A new study suggests that an enzyme with a mysterious role in severe inflammation may be the most important predictor of COVID-19 mortality. The research was a collaboration between scientists at the University of Arizona, Stony Brook University and the Wake Forest University School of Medicine.
The scientists analyzed blood samples from COVID-19 patients and found that the enzyme sPLA2-IIA seems to serve as a reliable indicator of whether a patient will die from their infection. The enzyme has similarities to an enzyme in rattlesnake venom that often plays the role of destroying microbial membranes.
In healthy people, sPLA2-IIA is present at low levels. At higher levels, the enzyme can “shred” the membranes of otherwise healthy organs.
“It’s a bell-shaped curve of disease resistance versus host tolerance. In other words, this enzyme is trying to kill the virus, but at a certain point it is released in such high amounts that things head in a really bad direction, destroying the patient’s cell membranes and thereby contributing to multiple organ failure and death,” explained study senior author Dr. Floyd (Ski) Chilton
Understanding the possible problems caused by the enzyme allows doctors a possible treatment with an sPLA2-IIA inhibitor that has already been tested.
According to Dr. Maurizio Del Poeta of the Renaissance School of Medicine, the study supports a new therapeutic target to reduce or even prevent COVID-19 mortality.
The research took place under stressful medical emergency conditions, which means it was not tested as thoroughly as normal drug research, yet it still has real applicability.
“These are small cohorts, admittedly, but it was a heroic effort to get them and all associated clinical parameters from each patient under these circumstances,” said Dr. Chilton.
“As opposed to most studies that are well planned out over the course of years, this was happening in real time on the ICU floor.”
The researchers used machine learning algorithms to analyze thousands of patient data points. Beyond traditional risk factors, such as preexisting conditions, the analysis was focused on biochemical enzymes and individual levels of lipid metabolites.

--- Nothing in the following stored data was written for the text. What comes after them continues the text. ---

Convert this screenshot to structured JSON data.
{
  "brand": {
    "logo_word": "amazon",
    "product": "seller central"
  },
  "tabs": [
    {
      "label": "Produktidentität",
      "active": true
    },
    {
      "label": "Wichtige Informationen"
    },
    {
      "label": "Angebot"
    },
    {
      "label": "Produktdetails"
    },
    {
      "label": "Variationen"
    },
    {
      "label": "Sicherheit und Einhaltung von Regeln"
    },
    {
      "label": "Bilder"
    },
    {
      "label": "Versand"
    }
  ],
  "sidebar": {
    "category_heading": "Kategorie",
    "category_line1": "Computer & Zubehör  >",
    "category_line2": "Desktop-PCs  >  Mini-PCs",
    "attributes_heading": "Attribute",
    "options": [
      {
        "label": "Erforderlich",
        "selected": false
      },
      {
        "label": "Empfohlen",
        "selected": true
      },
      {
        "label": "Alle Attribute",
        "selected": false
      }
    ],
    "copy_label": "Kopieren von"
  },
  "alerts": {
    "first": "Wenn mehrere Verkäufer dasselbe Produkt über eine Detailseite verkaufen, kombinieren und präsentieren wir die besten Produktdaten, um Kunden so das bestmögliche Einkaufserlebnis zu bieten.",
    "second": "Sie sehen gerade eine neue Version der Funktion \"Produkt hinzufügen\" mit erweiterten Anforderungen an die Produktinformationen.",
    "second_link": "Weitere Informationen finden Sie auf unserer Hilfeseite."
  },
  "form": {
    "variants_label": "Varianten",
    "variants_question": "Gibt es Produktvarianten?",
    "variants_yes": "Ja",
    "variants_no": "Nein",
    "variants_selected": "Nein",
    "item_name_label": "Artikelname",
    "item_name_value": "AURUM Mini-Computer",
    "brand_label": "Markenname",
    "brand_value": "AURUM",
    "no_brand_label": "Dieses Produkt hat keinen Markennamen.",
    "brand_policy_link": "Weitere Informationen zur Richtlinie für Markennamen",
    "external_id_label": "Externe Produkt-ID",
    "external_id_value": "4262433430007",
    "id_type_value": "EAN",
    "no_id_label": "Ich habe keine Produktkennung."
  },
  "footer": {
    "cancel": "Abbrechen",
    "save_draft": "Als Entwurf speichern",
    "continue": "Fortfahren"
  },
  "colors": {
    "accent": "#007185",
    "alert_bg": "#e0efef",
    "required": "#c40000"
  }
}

“In this study, we were able to identify patterns of metabolites that were present in individuals who succumbed to the disease,” said lead study author Justin Snider, an assistant research professor in the UArizona Department of Nutrition.
“The metabolites that surfaced revealed cell energy dysfunction and high levels of the sPLA2-IIA enzyme. The former was expected but not the latter.”
This heroic effort by fast working scientists could save lives by reducing COVID-19 mortality as the pandemic continues.
The study is published in Journal of Clinical Investigation.